It’s someone’s penchant for grit that is the best indication of success
Recent studies in social science have articulated that intelligence, or more vaguely, talent, isn’t the main predictor of success in life. Instead, it’s someone’s penchant for grit, which can be loosely defined as passion and perseverance for long term goals, that is the best indication of success.
Angela Lee Duckworth, one of the main psychologists behind the research on grit, breaks down the primacy of this characteristic over others in the TED Talk below:
The Finite Nature of Best Practices
As marketers, we scour the web for best practices, download voluminous ebooks, and attend conferences in search of the magic formula that will turn wilting efforts into fertile campaigns. In essence, we’re searching for talent in hopes that someone more capable can show us how to succeed at lead generation.
Certainly there are established ways of building successful lead generation campaigns, and they should be adhered to up to a point. But at a certain moment, the expert ideas will run out, and you’ll simply need to keep working to dig up the right solution. At some point, you must break the mold and be the one setting best practices, not following them.
In lead generation, it’s rare that success happens as a landslide. The search for the secret formula is a pipe dream. The minutia of each industry and audience is too great for one single “hack” to open the floodgates. Rather, it’s more likely you’ll hit your goals through a marathon-like series of small improvements.
To prove the utility of grit to lead generation, let’s examine a couple scenarios where pivoting would have been easier than perseverance — even though success could have been reached through the latter.
1. Abandoning Content without Proper Distribution
According to analysis from Parse.ly, the average lifespan for an online article is 2.6 days. (Lifespan in this context refers to when an article reaches 90 percent of its page views.) Now, this data must be taken with a grain of salt because a significant portion of the articles were likely news-related, meaning they weren’t formatted for lead generation.
However, the general trend is still troubling. 2.6 days is a measly return for the work put into a well written article.

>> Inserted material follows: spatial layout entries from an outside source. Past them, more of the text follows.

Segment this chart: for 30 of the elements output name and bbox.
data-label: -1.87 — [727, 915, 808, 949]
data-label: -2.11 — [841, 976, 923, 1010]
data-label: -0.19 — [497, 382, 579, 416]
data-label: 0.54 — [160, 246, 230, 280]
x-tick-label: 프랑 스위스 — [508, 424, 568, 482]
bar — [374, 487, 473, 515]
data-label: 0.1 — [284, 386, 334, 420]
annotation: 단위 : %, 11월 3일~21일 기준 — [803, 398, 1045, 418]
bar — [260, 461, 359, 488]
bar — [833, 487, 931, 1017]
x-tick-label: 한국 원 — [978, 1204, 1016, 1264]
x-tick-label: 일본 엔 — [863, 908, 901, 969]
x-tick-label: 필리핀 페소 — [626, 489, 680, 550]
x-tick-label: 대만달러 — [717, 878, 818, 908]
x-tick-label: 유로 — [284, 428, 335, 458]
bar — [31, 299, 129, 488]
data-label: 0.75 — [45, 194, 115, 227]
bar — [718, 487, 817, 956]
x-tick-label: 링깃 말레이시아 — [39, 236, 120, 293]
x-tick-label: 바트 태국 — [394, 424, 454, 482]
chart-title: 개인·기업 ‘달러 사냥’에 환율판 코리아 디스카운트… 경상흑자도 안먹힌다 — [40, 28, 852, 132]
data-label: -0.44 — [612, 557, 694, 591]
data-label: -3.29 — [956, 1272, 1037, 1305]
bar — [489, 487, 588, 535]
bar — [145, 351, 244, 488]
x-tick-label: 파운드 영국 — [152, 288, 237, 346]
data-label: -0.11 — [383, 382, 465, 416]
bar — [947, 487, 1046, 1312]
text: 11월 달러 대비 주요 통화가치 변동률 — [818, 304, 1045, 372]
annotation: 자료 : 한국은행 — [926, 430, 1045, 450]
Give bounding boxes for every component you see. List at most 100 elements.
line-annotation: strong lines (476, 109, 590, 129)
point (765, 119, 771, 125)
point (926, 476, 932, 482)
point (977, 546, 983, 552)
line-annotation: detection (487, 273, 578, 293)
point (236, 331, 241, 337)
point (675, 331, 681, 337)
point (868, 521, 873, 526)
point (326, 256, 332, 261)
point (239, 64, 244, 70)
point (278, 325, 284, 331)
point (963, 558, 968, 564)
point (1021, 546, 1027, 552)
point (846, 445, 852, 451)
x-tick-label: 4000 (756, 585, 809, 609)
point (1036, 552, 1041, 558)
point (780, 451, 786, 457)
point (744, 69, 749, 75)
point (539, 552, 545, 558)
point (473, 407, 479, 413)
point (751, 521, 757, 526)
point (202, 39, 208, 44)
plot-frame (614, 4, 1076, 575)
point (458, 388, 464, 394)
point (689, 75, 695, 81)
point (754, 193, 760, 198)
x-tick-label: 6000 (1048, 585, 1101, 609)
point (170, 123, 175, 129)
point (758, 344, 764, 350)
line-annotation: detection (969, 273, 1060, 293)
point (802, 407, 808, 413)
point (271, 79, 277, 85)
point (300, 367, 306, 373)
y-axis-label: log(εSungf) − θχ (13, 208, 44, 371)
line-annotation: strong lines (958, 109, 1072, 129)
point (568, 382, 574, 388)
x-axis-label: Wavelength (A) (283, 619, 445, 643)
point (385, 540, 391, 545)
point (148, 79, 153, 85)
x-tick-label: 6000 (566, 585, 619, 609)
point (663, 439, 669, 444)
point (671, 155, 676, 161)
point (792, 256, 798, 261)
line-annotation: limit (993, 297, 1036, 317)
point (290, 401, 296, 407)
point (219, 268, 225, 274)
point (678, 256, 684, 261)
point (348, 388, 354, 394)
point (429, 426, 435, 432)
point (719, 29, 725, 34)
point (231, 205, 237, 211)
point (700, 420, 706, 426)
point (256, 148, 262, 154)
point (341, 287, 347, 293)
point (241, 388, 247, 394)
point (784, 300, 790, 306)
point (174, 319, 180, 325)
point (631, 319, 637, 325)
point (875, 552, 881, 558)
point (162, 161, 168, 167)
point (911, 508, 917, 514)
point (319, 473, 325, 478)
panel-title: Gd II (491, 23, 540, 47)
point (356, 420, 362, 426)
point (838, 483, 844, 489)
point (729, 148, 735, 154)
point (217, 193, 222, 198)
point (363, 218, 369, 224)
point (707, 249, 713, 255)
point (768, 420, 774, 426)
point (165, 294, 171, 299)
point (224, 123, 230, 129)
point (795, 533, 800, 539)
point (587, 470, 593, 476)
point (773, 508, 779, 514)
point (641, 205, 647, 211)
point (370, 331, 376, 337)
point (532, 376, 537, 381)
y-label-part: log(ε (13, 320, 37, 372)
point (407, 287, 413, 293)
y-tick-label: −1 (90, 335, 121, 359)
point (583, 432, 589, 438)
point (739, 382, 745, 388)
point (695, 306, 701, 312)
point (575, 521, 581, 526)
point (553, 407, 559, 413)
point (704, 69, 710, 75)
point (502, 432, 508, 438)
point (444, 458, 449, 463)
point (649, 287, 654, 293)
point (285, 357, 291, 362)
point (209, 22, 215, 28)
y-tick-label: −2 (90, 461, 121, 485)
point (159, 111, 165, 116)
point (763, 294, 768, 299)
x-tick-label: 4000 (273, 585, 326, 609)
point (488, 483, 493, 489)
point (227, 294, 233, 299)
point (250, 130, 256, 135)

You can’t generate many leads like that.
What’s the main cause? The generally low quality of writing on the internet undoubtedly plays some part; a lack of commitment to content promotion could also be a major factor.
“People get audience and strategy down, they’re producing enough content or decent volume levels, but they can’t seem to get any earned media or traffic or leads generated from that content,” says Kane Jamison, founder of Content Harmony.
“People just don’t spend the time to do it or they focus on ‘Let’s just get this out,’ and then move on to the next piece of content. One thing we’ve been doing is not publishing a second piece until the last one we’ve worked on has hit 500 pageviews. That forces you to work.”
If your content isn’t raking in the leads you thought it would, that doesn’t mean the work is below par or mistargeted. It could simply be that you need to spend more time promoting the article and giving it a better platform to generate leads.
The same study by Parse.ly found social promotion added an average of 14 hours to an article’s lifespan. Now imagine if you committed to promoting your best lead generation piece for an entire quarter instead of chalking it up as a failure.
2. A/B Testing Without a Longview
Always be testing. It’s an axiom intrinsically tied to the mountains of data available to modern marketers. While the concept itself is sound — yes, you should be testing your landing pages and websites for conversion rate — the practice has been diluted by misleading content marketers to believe every test will be significant.
Unfortunately, that is simply not the case. For example, Appsumo was conducting frequent tests with a sizeable audience of 5,000 visitors per day. Some of the test yielded dramatic results, like a 5x increase in email conversions.
However, the reality of the situation is that only 1 out of every 8 tests drove significant change. This means that even if a test was statistically significant one way or the other, only 12.5 percent produced a major increase in desired results (think lead volume in this scenario).
Naturally, Appsumo’s conversion rate expert encourages patience and perseverance to find the results that you want. A/B testing is critical to lead generation, but it requires a healthy sampling of hard work and commitment.
In the end, the results can pay off. KISSmetrics went through a laundry list of A/B tests before they discovered that putting a check-box on their webinar signup form asking if the attendee wanted to talk to sales increased conversions to 10 percent.
The modern marketer needs grit, because failure is commonplace. The wilds of the internet are too varied and modern marketing strategies are too nuanced for every idea to work. What’s important is to forge ahead and to know when a strategy is worth supporting — even if it’s initially underwhelming.
A lack of grit, or an obsession with change simply for the sake of change is sure to sabotage your lead generation campaigns before you’ve had a chance to accurately determine if they’re inherently flawed or simply under-appreciated.
So what’s the one thing your lead generation is missing?
Simple: Perseverance in the face of failure and the recognition that there is no magic substitute for sustained hard work.